The state of water-supply and sanitation services worldwide is a source of concern in several respects.
 

Why people want latrines?
A survey of rural households in the Philippines elicited the following reasons for satisfaction with a new latrine:
1) lack of flies;
2) cleaner surroundings;
3) privacy;
4) less embarrassment when friends visit;
5) reduced gastrointestinal disease.

This suggests that health is a less intense motivator than dignity, convenience and social status.
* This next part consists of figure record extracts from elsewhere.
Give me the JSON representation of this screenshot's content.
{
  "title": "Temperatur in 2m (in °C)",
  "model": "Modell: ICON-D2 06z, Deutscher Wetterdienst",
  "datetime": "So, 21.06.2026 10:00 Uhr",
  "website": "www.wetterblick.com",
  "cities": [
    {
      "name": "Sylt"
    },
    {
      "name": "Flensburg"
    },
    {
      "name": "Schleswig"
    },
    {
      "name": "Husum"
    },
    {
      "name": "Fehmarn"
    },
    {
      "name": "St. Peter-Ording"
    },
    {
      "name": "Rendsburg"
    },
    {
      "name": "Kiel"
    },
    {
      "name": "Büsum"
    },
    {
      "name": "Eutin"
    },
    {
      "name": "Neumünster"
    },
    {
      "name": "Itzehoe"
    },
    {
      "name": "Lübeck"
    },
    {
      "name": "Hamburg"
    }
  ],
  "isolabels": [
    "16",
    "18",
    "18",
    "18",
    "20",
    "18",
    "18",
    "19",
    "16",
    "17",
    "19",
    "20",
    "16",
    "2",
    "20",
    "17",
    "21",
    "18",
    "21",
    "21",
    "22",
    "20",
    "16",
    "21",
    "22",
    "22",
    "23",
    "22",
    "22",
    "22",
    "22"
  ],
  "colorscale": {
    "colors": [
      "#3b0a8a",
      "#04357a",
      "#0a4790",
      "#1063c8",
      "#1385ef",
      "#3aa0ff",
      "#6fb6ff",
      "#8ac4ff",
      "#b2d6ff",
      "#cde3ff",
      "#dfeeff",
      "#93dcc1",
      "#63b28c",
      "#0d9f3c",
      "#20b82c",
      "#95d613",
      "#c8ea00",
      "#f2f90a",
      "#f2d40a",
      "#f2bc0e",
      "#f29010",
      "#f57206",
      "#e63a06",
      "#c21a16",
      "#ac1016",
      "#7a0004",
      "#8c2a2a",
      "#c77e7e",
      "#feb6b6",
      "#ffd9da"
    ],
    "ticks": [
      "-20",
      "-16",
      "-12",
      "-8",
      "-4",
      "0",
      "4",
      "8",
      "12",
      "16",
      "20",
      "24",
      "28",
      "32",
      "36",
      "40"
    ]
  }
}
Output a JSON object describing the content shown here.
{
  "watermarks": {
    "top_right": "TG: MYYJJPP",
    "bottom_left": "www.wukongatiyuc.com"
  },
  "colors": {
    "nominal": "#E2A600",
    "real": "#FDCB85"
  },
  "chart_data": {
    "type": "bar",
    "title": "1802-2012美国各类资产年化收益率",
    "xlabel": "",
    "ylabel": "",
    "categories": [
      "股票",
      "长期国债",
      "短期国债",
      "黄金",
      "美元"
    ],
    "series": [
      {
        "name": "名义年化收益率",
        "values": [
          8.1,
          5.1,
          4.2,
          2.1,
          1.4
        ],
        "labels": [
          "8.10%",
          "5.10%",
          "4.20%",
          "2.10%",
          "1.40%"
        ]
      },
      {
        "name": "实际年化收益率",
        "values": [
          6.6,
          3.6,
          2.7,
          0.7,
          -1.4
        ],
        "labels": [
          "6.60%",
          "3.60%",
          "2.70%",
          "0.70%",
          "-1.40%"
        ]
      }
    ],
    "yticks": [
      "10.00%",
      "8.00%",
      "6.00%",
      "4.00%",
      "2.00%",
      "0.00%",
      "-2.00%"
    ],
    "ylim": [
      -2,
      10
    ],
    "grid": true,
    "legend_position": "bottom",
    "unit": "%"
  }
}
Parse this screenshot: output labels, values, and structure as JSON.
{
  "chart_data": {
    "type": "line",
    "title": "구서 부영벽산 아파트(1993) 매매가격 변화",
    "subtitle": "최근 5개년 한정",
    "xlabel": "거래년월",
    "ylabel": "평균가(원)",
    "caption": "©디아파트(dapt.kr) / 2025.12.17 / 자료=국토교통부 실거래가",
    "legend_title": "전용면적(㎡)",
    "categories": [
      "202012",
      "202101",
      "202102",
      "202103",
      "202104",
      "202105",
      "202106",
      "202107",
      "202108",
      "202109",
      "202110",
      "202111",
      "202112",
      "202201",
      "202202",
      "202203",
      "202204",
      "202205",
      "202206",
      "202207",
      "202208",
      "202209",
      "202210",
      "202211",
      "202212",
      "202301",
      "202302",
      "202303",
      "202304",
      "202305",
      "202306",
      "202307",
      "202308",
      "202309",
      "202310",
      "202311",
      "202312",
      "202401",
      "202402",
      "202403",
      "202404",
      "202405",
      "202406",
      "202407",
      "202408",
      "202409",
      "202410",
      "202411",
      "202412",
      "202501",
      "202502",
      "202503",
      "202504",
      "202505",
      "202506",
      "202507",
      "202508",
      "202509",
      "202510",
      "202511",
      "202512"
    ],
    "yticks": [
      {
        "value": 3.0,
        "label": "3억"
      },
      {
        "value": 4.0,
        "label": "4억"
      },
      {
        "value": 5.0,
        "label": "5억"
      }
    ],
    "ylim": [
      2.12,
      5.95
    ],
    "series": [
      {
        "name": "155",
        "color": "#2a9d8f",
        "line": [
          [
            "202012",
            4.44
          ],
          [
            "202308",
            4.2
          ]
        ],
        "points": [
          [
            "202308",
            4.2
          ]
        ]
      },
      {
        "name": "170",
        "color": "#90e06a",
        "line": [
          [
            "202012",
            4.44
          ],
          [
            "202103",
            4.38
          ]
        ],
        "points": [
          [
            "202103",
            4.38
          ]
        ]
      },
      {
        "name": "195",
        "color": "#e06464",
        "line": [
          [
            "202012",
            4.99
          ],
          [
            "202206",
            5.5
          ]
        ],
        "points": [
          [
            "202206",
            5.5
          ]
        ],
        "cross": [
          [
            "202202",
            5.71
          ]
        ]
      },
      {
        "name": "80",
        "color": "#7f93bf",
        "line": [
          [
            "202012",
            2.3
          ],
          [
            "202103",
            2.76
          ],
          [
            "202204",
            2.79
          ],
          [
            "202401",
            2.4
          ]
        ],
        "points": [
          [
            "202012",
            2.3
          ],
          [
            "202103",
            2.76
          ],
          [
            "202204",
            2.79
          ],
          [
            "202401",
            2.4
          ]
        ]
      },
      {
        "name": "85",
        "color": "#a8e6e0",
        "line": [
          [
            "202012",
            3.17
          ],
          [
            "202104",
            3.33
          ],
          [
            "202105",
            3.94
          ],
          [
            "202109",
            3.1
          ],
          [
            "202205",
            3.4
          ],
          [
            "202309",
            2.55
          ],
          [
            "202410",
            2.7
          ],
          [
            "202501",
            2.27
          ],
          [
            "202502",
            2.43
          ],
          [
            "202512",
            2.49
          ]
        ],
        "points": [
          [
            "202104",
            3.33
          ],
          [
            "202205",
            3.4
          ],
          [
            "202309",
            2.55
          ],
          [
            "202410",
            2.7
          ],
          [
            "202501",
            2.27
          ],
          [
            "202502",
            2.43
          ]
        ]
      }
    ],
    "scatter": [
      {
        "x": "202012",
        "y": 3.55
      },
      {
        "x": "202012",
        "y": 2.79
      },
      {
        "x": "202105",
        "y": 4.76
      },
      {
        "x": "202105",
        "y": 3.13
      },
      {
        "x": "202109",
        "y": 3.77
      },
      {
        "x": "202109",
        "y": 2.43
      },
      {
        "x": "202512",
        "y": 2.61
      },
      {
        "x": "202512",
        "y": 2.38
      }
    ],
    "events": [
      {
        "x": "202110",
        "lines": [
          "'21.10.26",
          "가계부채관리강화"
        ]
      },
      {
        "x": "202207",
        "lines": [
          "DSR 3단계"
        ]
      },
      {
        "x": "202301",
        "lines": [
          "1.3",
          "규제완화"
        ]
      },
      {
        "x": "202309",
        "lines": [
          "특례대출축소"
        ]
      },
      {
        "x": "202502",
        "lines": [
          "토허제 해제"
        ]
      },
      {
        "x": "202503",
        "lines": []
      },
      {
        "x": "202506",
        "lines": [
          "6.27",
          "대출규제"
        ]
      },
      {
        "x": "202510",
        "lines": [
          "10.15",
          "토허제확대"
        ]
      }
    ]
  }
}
Source: WHO/EHG/97.8, 1997 (unpublished)


Globally, 1 billion people are currently without access to improved water supply and 2.6 billion have no form of improved sanitation services (figures for 2004).  Most of these people live in Asia and Africa.  In Africa, for example, 2 out of 5 people lack an improved water supply.

Significant disparities exist between rural and urban services, which continue to contribute to the burden of life in rural areas.  People who live in the informal, overcrowded peri-urban settlements spawned by urbanization, also have especially low coverage.

Increasingly, surface and groundwater sources are being polluted by pesticides, and by industry and untreated household waste water.

The over-extraction of water for agriculture and manufacturing, which causes the water table to decline, is another bad practice, which threatens the sustainability of these resources in many parts of the world.

Planners of water development projects often do not consider the interdependence between water supply and health.  This can lead to negative consequences, such as the introduction of malaria or schistosomiasis into areas where it previously did not exist.